Over the years I came across several plants of this species, but although it is not uncommon in the Little Karoo and just north of it in the southwestern Great Karoo, I had never seen a flowering plant in the wild.

Near Ladismith, 1 May 2011

Last Friday I met a new plant friend, who lives near Montagu. She showed me around on her farm  where there were several plants of this species with its unusual stems. And, lo and behold, one of them was in flower. This was even more remarkable because the literature tells us that the flowers occur from March to May. Quite a nice birthday present!


Quaqua pillansii

It seemed appropriate to devote this first post from my new home to a plant that was first discovered near Montagu. Nowadays it is known to be widely distributed from just south of Ceres to the area north of Port Elizabeth.  In a genus where most plants look rather dull when not in flower, this is probably the most handsome.
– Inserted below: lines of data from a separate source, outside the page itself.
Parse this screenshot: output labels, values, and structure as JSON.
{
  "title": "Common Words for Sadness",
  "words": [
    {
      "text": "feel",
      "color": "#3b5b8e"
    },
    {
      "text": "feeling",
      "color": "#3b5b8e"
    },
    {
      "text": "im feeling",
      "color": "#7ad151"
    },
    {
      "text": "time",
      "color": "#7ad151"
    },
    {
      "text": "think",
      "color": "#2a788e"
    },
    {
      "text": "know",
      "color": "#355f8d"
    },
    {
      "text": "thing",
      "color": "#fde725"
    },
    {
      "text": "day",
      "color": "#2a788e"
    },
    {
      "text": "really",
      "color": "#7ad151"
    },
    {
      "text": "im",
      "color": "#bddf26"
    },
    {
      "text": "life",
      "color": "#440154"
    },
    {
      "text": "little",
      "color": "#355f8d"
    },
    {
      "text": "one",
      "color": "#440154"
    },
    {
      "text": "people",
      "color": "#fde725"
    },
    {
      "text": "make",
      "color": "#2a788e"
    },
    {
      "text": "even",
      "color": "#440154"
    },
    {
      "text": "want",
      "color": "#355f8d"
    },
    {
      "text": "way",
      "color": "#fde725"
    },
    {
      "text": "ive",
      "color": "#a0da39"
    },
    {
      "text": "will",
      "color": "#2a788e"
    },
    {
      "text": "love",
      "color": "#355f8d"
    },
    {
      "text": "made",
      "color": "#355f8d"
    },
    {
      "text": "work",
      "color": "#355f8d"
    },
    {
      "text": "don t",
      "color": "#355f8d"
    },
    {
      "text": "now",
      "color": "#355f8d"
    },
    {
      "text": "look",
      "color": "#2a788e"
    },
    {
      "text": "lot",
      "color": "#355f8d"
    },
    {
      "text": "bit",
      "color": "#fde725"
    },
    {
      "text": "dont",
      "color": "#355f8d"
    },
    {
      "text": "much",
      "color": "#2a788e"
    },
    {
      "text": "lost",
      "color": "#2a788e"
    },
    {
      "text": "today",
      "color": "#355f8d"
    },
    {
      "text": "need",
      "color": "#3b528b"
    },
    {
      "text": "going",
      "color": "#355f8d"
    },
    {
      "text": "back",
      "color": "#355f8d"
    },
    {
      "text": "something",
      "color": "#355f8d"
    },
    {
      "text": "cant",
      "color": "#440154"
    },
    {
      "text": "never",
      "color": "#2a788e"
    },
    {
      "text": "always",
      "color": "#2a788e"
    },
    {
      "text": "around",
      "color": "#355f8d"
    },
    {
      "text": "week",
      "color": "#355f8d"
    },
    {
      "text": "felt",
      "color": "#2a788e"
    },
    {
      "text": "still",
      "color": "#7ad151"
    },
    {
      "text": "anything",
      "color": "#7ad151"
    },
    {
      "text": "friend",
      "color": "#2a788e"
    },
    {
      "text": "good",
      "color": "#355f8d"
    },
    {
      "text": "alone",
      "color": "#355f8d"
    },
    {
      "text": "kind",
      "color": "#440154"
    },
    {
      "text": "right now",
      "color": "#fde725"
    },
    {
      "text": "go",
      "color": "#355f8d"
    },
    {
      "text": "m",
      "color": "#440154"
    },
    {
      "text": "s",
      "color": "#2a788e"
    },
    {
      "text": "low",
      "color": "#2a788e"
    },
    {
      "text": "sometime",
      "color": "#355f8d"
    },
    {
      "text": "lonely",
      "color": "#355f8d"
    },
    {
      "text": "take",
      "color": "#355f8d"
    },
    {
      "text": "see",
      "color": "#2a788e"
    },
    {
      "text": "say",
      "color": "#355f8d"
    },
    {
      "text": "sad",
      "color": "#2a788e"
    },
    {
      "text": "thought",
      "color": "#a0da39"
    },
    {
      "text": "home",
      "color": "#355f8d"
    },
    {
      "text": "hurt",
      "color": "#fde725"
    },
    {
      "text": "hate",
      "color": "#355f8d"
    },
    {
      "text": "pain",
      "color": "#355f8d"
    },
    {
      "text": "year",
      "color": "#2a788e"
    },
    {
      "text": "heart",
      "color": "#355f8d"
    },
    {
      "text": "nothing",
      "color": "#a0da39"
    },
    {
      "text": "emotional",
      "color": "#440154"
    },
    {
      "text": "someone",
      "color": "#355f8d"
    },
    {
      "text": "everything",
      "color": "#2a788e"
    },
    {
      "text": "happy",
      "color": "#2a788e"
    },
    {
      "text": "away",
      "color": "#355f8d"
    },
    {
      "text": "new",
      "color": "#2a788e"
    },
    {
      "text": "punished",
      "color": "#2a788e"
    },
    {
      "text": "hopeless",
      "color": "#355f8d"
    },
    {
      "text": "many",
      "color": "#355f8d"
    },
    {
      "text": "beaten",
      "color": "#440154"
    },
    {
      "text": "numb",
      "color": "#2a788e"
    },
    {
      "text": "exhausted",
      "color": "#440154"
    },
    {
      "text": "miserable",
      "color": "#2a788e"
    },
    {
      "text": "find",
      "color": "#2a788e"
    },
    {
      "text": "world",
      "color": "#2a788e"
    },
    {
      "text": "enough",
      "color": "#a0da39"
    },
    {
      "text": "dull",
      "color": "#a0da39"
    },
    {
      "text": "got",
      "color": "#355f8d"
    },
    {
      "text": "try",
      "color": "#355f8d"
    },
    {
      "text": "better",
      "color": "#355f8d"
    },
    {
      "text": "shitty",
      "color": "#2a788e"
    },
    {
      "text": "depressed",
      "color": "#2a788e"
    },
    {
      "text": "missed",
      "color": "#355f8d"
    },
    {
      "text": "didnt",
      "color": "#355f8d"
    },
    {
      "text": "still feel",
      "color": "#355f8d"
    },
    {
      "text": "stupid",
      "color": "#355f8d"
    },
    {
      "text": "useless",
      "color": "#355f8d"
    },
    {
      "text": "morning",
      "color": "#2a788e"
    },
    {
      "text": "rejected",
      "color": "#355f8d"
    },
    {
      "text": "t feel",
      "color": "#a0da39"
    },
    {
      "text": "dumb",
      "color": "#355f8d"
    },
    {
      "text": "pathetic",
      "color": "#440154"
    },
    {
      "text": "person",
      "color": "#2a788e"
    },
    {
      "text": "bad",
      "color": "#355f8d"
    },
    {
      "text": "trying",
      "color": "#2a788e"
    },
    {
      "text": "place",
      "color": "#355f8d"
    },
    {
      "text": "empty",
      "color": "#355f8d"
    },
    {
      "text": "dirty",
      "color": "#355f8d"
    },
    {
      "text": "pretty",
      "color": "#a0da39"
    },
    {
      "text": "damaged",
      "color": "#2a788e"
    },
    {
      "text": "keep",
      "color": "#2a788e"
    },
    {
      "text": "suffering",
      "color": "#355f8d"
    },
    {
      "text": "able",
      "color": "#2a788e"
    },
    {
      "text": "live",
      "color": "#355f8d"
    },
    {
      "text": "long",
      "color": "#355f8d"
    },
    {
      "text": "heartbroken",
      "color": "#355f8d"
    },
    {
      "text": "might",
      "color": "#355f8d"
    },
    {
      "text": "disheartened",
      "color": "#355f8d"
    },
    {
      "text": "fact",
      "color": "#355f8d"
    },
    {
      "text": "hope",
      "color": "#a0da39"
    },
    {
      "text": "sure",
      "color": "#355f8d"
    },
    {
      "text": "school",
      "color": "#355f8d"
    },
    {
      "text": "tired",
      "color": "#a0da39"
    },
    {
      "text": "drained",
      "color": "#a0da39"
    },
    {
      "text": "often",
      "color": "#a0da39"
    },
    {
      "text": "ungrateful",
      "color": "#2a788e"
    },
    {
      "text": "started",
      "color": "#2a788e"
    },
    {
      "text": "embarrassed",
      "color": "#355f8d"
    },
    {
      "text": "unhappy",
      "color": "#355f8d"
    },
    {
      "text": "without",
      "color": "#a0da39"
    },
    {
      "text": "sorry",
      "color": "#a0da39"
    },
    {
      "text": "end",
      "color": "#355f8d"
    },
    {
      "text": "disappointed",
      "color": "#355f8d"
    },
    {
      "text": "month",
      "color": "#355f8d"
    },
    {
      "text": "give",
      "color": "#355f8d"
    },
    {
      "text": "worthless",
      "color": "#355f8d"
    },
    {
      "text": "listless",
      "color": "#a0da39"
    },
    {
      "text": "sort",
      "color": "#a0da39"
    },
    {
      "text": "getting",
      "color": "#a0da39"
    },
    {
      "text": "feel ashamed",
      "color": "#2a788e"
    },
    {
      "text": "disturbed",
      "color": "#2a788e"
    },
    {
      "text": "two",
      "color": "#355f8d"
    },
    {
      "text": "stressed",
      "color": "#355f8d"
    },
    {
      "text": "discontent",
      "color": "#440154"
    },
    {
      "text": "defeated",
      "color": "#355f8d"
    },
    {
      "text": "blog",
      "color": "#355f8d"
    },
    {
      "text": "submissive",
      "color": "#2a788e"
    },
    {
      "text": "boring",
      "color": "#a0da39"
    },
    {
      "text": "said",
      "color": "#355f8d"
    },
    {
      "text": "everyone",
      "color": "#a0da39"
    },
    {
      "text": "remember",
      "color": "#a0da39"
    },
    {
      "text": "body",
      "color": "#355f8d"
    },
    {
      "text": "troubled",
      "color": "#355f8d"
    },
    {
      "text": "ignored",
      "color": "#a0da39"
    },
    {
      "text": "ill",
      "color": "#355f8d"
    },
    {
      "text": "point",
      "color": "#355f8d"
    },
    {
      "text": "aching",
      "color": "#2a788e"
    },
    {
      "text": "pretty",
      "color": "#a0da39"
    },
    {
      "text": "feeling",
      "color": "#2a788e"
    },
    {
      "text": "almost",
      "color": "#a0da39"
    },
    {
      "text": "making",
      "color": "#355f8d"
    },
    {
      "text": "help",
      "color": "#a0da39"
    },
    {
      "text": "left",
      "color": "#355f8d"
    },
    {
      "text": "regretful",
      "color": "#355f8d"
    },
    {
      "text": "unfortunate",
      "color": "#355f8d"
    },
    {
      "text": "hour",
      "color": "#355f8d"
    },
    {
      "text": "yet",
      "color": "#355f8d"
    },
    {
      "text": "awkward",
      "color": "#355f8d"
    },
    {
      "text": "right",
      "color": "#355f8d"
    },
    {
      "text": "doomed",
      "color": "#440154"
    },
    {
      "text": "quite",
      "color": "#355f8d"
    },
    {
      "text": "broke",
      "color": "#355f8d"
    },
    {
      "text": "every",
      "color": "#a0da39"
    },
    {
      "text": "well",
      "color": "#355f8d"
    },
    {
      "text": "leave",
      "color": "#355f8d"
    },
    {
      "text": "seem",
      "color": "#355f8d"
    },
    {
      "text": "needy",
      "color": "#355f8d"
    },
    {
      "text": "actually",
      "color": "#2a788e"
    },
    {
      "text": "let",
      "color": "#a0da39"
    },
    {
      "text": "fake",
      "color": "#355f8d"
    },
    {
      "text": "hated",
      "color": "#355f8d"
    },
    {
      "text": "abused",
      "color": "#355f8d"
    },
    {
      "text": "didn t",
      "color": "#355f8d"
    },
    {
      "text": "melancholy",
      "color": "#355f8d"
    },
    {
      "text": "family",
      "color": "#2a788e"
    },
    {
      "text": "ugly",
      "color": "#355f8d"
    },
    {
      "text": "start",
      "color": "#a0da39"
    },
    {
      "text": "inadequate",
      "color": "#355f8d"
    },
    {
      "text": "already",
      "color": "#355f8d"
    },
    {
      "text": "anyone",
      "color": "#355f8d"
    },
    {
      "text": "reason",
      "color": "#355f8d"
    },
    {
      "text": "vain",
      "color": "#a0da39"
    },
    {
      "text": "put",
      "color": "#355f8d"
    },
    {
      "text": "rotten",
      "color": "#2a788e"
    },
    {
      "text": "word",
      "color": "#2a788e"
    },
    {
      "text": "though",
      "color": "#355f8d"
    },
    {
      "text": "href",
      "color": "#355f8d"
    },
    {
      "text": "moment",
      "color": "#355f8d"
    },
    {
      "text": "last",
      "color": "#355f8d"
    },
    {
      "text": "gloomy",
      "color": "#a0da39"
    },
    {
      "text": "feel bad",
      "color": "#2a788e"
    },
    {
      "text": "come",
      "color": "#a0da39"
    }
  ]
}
It is a robust species, forming shrubs of almost half a meter tall and even more in diameter. (The only Quaqua that is occasionally bigger is Q. mammillaris).  In spite of their  size, the plants are not always very easy to find. The shape and mottling of the stems provide a nice camouflage.
The two plants in habitat were photographed in early November at the northern foot of the Rooiberg pass near Calitzdorp.  The flowering plant is a cultivated one.